Once again, the Trump administration sides with big money and against democracy. If this passes, the internet and its free exchange of information as we have come to know it will cease to exist. #NetNeutrality https://t.co/1oKLkWOpYn
— Bernie Sanders (@SenSanders) November 21, 2017
Net neutrality prohibits internet providers from blocking or slowing down access to certain content and mandates internet service providers like Comcast and Verizon to provide equal access to the internet. When all data has to be created equally, it ensures that everyone can load their content at the same speed.
So when you switch from binge watching Curb Your Enthusiasm on HBO Go to catching the game on NBA League Pass the stream works just as quickly. One does not compromise the other.
What the FCC is proposing is an “open market” approach which allows competitive pricing for internet services. In a market unregulated by net neutrality, providers can charge tech companies a premium to send content to consumers more quickly.
For example, with how much Netflix is pulling in, Verizon could easily up the price on them and they’d have no choice but to comply simply because they rely on networks like AT&T and Verizon to carry their content to users. Or Comcast may see a company like Facebook — which has a billion plus subscribers — and decide to make them pay a premium simply because they could.

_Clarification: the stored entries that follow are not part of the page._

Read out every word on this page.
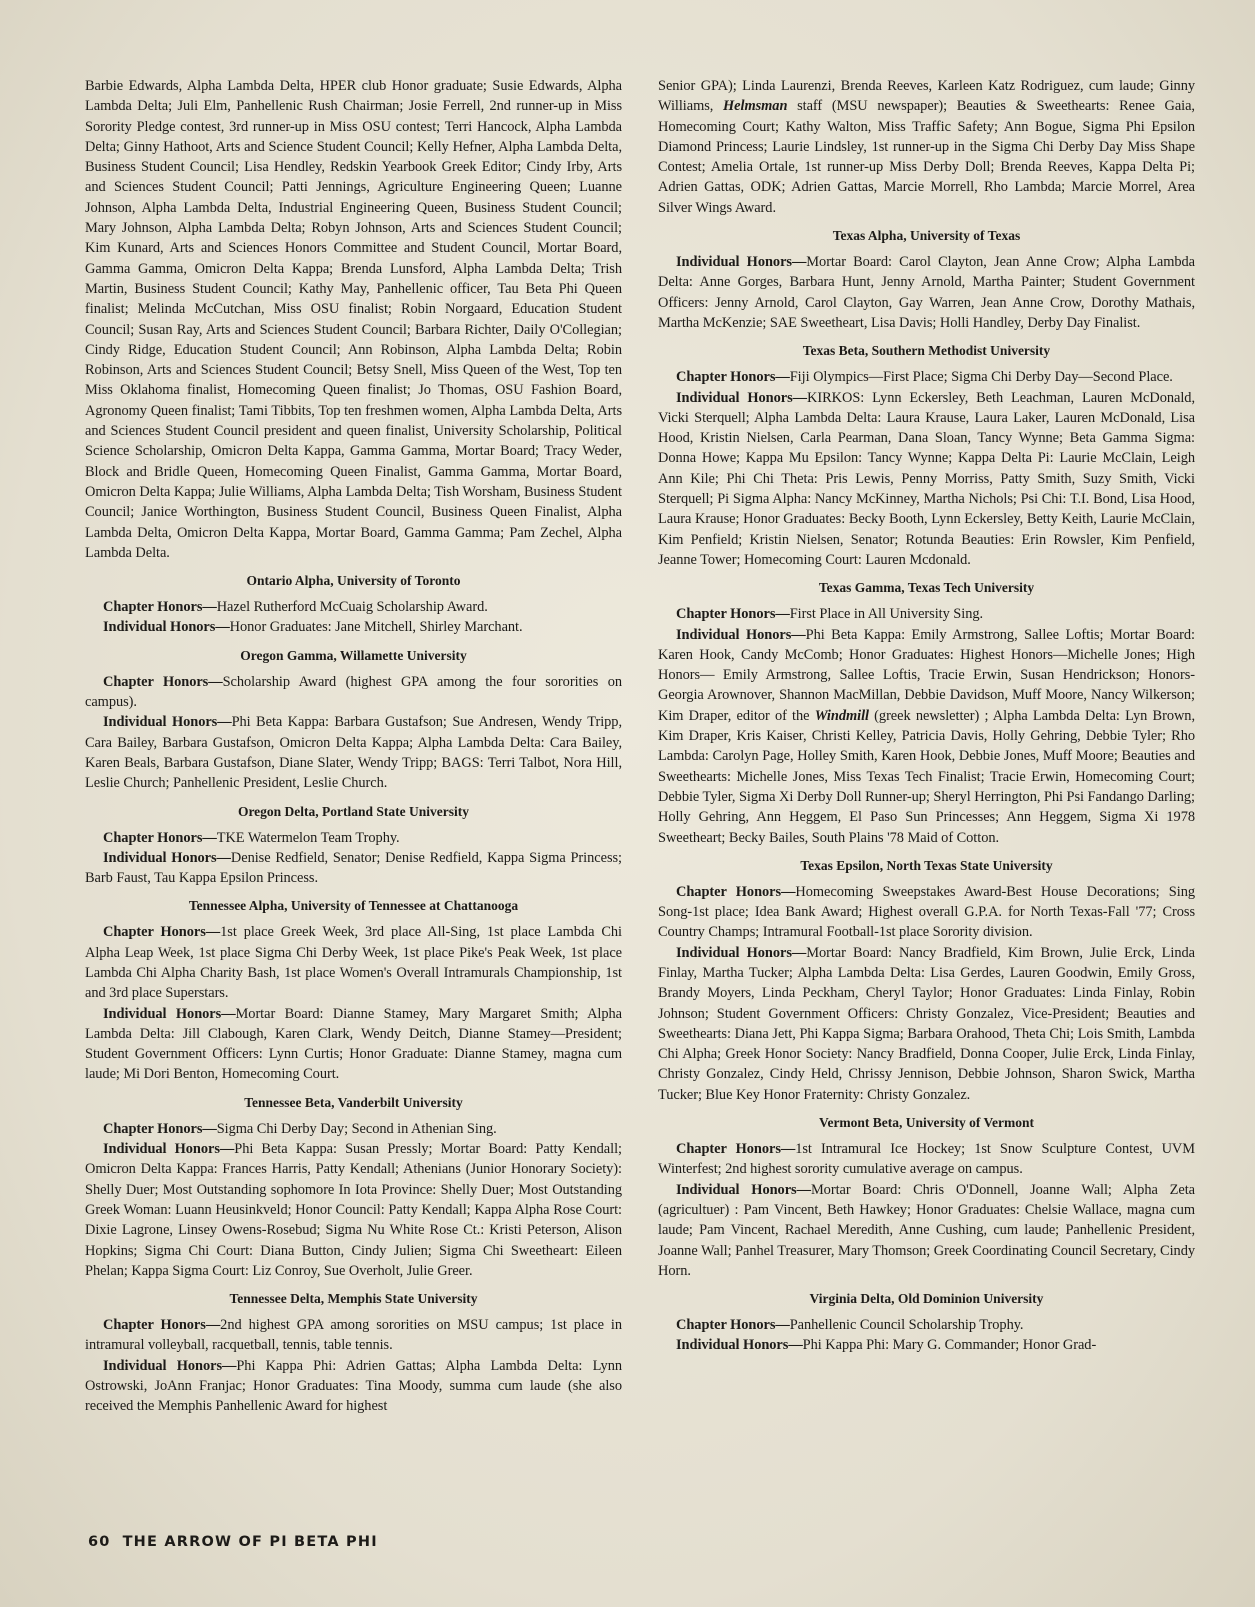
Barbie Edwards, Alpha Lambda Delta, HPER club Honor graduate; Susie Edwards, Alpha Lambda Delta; Juli Elm, Panhellenic Rush Chairman; Josie Ferrell, 2nd runner-up in Miss Sorority Pledge contest, 3rd runner-up in Miss OSU contest; Terri Hancock, Alpha Lambda Delta; Ginny Hathoot, Arts and Science Student Council; Kelly Hefner, Alpha Lambda Delta, Business Student Council; Lisa Hendley, Redskin Yearbook Greek Editor; Cindy Irby, Arts and Sciences Student Council; Patti Jennings, Agriculture Engineering Queen; Luanne Johnson, Alpha Lambda Delta, Industrial Engineering Queen, Business Student Council; Mary Johnson, Alpha Lambda Delta; Robyn Johnson, Arts and Sciences Student Council; Kim Kunard, Arts and Sciences Honors Committee and Student Council, Mortar Board, Gamma Gamma, Omicron Delta Kappa; Brenda Lunsford, Alpha Lambda Delta; Trish Martin, Business Student Council; Kathy May, Panhellenic officer, Tau Beta Phi Queen finalist; Melinda McCutchan, Miss OSU finalist; Robin Norgaard, Education Student Council; Susan Ray, Arts and Sciences Student Council; Barbara Richter, Daily O'Collegian; Cindy Ridge, Education Student Council; Ann Robinson, Alpha Lambda Delta; Robin Robinson, Arts and Sciences Student Council; Betsy Snell, Miss Queen of the West, Top ten Miss Oklahoma finalist, Homecoming Queen finalist; Jo Thomas, OSU Fashion Board, Agronomy Queen finalist; Tami Tibbits, Top ten freshmen women, Alpha Lambda Delta, Arts and Sciences Student Council president and queen finalist, University Scholarship, Political Science Scholarship, Omicron Delta Kappa, Gamma Gamma, Mortar Board; Tracy Weder, Block and Bridle Queen, Homecoming Queen Finalist, Gamma Gamma, Mortar Board, Omicron Delta Kappa; Julie Williams, Alpha Lambda Delta; Tish Worsham, Business Student Council; Janice Worthington, Business Student Council, Business Queen Finalist, Alpha Lambda Delta, Omicron Delta Kappa, Mortar Board, Gamma Gamma; Pam Zechel, Alpha Lambda Delta.

Ontario Alpha, University of Toronto

Chapter Honors—Hazel Rutherford McCuaig Scholarship Award.

Individual Honors—Honor Graduates: Jane Mitchell, Shirley Marchant.

Oregon Gamma, Willamette University

Chapter Honors—Scholarship Award (highest GPA among the four sororities on campus).

Individual Honors—Phi Beta Kappa: Barbara Gustafson; Sue Andresen, Wendy Tripp, Cara Bailey, Barbara Gustafson, Omicron Delta Kappa; Alpha Lambda Delta: Cara Bailey, Karen Beals, Barbara Gustafson, Diane Slater, Wendy Tripp; BAGS: Terri Talbot, Nora Hill, Leslie Church; Panhellenic President, Leslie Church.

Oregon Delta, Portland State University

Chapter Honors—TKE Watermelon Team Trophy.

Individual Honors—Denise Redfield, Senator; Denise Redfield, Kappa Sigma Princess; Barb Faust, Tau Kappa Epsilon Princess.

Tennessee Alpha, University of Tennessee at Chattanooga

Chapter Honors—1st place Greek Week, 3rd place All-Sing, 1st place Lambda Chi Alpha Leap Week, 1st place Sigma Chi Derby Week, 1st place Pike's Peak Week, 1st place Lambda Chi Alpha Charity Bash, 1st place Women's Overall Intramurals Championship, 1st and 3rd place Superstars.

Individual Honors—Mortar Board: Dianne Stamey, Mary Margaret Smith; Alpha Lambda Delta: Jill Clabough, Karen Clark, Wendy Deitch, Dianne Stamey—President; Student Government Officers: Lynn Curtis; Honor Graduate: Dianne Stamey, magna cum laude; Mi Dori Benton, Homecoming Court.

Tennessee Beta, Vanderbilt University

Chapter Honors—Sigma Chi Derby Day; Second in Athenian Sing.

Individual Honors—Phi Beta Kappa: Susan Pressly; Mortar Board: Patty Kendall; Omicron Delta Kappa: Frances Harris, Patty Kendall; Athenians (Junior Honorary Society): Shelly Duer; Most Outstanding sophomore In Iota Province: Shelly Duer; Most Outstanding Greek Woman: Luann Heusinkveld; Honor Council: Patty Kendall; Kappa Alpha Rose Court: Dixie Lagrone, Linsey Owens-Rosebud; Sigma Nu White Rose Ct.: Kristi Peterson, Alison Hopkins; Sigma Chi Court: Diana Button, Cindy Julien; Sigma Chi Sweetheart: Eileen Phelan; Kappa Sigma Court: Liz Conroy, Sue Overholt, Julie Greer.

Tennessee Delta, Memphis State University

Chapter Honors—2nd highest GPA among sororities on MSU campus; 1st place in intramural volleyball, racquetball, tennis, table tennis.

Individual Honors—Phi Kappa Phi: Adrien Gattas; Alpha Lambda Delta: Lynn Ostrowski, JoAnn Franjac; Honor Graduates: Tina Moody, summa cum laude (she also received the Memphis Panhellenic Award for highest

Senior GPA); Linda Laurenzi, Brenda Reeves, Karleen Katz Rodriguez, cum laude; Ginny Williams, Helmsman staff (MSU newspaper); Beauties & Sweethearts: Renee Gaia, Homecoming Court; Kathy Walton, Miss Traffic Safety; Ann Bogue, Sigma Phi Epsilon Diamond Princess; Laurie Lindsley, 1st runner-up in the Sigma Chi Derby Day Miss Shape Contest; Amelia Ortale, 1st runner-up Miss Derby Doll; Brenda Reeves, Kappa Delta Pi; Adrien Gattas, ODK; Adrien Gattas, Marcie Morrell, Rho Lambda; Marcie Morrel, Area Silver Wings Award.

Texas Alpha, University of Texas

Individual Honors—Mortar Board: Carol Clayton, Jean Anne Crow; Alpha Lambda Delta: Anne Gorges, Barbara Hunt, Jenny Arnold, Martha Painter; Student Government Officers: Jenny Arnold, Carol Clayton, Gay Warren, Jean Anne Crow, Dorothy Mathais, Martha McKenzie; SAE Sweetheart, Lisa Davis; Holli Handley, Derby Day Finalist.

Texas Beta, Southern Methodist University

Chapter Honors—Fiji Olympics—First Place; Sigma Chi Derby Day—Second Place.

Individual Honors—KIRKOS: Lynn Eckersley, Beth Leachman, Lauren McDonald, Vicki Sterquell; Alpha Lambda Delta: Laura Krause, Laura Laker, Lauren McDonald, Lisa Hood, Kristin Nielsen, Carla Pearman, Dana Sloan, Tancy Wynne; Beta Gamma Sigma: Donna Howe; Kappa Mu Epsilon: Tancy Wynne; Kappa Delta Pi: Laurie McClain, Leigh Ann Kile; Phi Chi Theta: Pris Lewis, Penny Morriss, Patty Smith, Suzy Smith, Vicki Sterquell; Pi Sigma Alpha: Nancy McKinney, Martha Nichols; Psi Chi: T.I. Bond, Lisa Hood, Laura Krause; Honor Graduates: Becky Booth, Lynn Eckersley, Betty Keith, Laurie McClain, Kim Penfield; Kristin Nielsen, Senator; Rotunda Beauties: Erin Rowsler, Kim Penfield, Jeanne Tower; Homecoming Court: Lauren Mcdonald.

Texas Gamma, Texas Tech University

Chapter Honors—First Place in All University Sing.

Individual Honors—Phi Beta Kappa: Emily Armstrong, Sallee Loftis; Mortar Board: Karen Hook, Candy McComb; Honor Graduates: Highest Honors—Michelle Jones; High Honors— Emily Armstrong, Sallee Loftis, Tracie Erwin, Susan Hendrickson; Honors-Georgia Arownover, Shannon MacMillan, Debbie Davidson, Muff Moore, Nancy Wilkerson; Kim Draper, editor of the Windmill (greek newsletter) ; Alpha Lambda Delta: Lyn Brown, Kim Draper, Kris Kaiser, Christi Kelley, Patricia Davis, Holly Gehring, Debbie Tyler; Rho Lambda: Carolyn Page, Holley Smith, Karen Hook, Debbie Jones, Muff Moore; Beauties and Sweethearts: Michelle Jones, Miss Texas Tech Finalist; Tracie Erwin, Homecoming Court; Debbie Tyler, Sigma Xi Derby Doll Runner-up; Sheryl Herrington, Phi Psi Fandango Darling; Holly Gehring, Ann Heggem, El Paso Sun Princesses; Ann Heggem, Sigma Xi 1978 Sweetheart; Becky Bailes, South Plains '78 Maid of Cotton.

Texas Epsilon, North Texas State University

Chapter Honors—Homecoming Sweepstakes Award-Best House Decorations; Sing Song-1st place; Idea Bank Award; Highest overall G.P.A. for North Texas-Fall '77; Cross Country Champs; Intramural Football-1st place Sorority division.

Individual Honors—Mortar Board: Nancy Bradfield, Kim Brown, Julie Erck, Linda Finlay, Martha Tucker; Alpha Lambda Delta: Lisa Gerdes, Lauren Goodwin, Emily Gross, Brandy Moyers, Linda Peckham, Cheryl Taylor; Honor Graduates: Linda Finlay, Robin Johnson; Student Government Officers: Christy Gonzalez, Vice-President; Beauties and Sweethearts: Diana Jett, Phi Kappa Sigma; Barbara Orahood, Theta Chi; Lois Smith, Lambda Chi Alpha; Greek Honor Society: Nancy Bradfield, Donna Cooper, Julie Erck, Linda Finlay, Christy Gonzalez, Cindy Held, Chrissy Jennison, Debbie Johnson, Sharon Swick, Martha Tucker; Blue Key Honor Fraternity: Christy Gonzalez.

Vermont Beta, University of Vermont

Chapter Honors—1st Intramural Ice Hockey; 1st Snow Sculpture Contest, UVM Winterfest; 2nd highest sorority cumulative average on campus.

Individual Honors—Mortar Board: Chris O'Donnell, Joanne Wall; Alpha Zeta (agricultuer) : Pam Vincent, Beth Hawkey; Honor Graduates: Chelsie Wallace, magna cum laude; Pam Vincent, Rachael Meredith, Anne Cushing, cum laude; Panhellenic President, Joanne Wall; Panhel Treasurer, Mary Thomson; Greek Coordinating Council Secretary, Cindy Horn.

Virginia Delta, Old Dominion University

Chapter Honors—Panhellenic Council Scholarship Trophy.

Individual Honors—Phi Kappa Phi: Mary G. Commander; Honor Grad-

60 THE ARROW OF PI BETA PHI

Netflix supports strong #NetNeutrality. We oppose the FCC's proposal to roll back these core protections.
— Netflix (@netflix) November 21, 2017
It’s no coincidence that the only people advocating overturning net neutrality are the established ISP’s — the one’s who govern the internet’s point of entry.
The FCC’s push has inspired tech giants like Amazon, Facebook, Google, Mozilla, and Netflix to join together in opposition of the the new proposal. Their efforts are supported by The Internet Association as well, who says that dismantling the rules,
“will create significant uncertainty in the market and upset the careful balance that has led to the current virtuous circle of innovation in the broadband ecosystem.”
While Pai is correct in that net neutrality stifles the sector’s economic possibilities — total investment in broadband fell 5.6% between 2014 and 2016. The reality of startups surviving in this sector this late in the game is unrealistic. Doing away with net neutrality is capitalism 101 but that’s the issue.
If these regulations were dismantled, service providers would succumb to competition, making non-partnered websites or data that’s not advantageous to their agenda difficult—or impossible—to access.
The internet is a service, a commonplace for information, not a taxed good.
The Verge makes a great point, stating that “roughly 78 percent of Americans have either no high-speed access or just one provider.” So if your provider decides not to give full capabilities to your favorite site, you’re caught in the crossfire.
The internet should not be another case of ‘let the best man win’. Like education, there are certain services where the highest quality should be made available to all and access to the internet and information is one of them.
Chairman Pai first unveiled his plan to industry lobbyists in April 2017 and was approved to have the proposal moved forward in May, but received tens of millions of comments from internet users who want to keep the protections in place.
The FCC will vote on his Net Neutrality-killing plan on Dec. 14.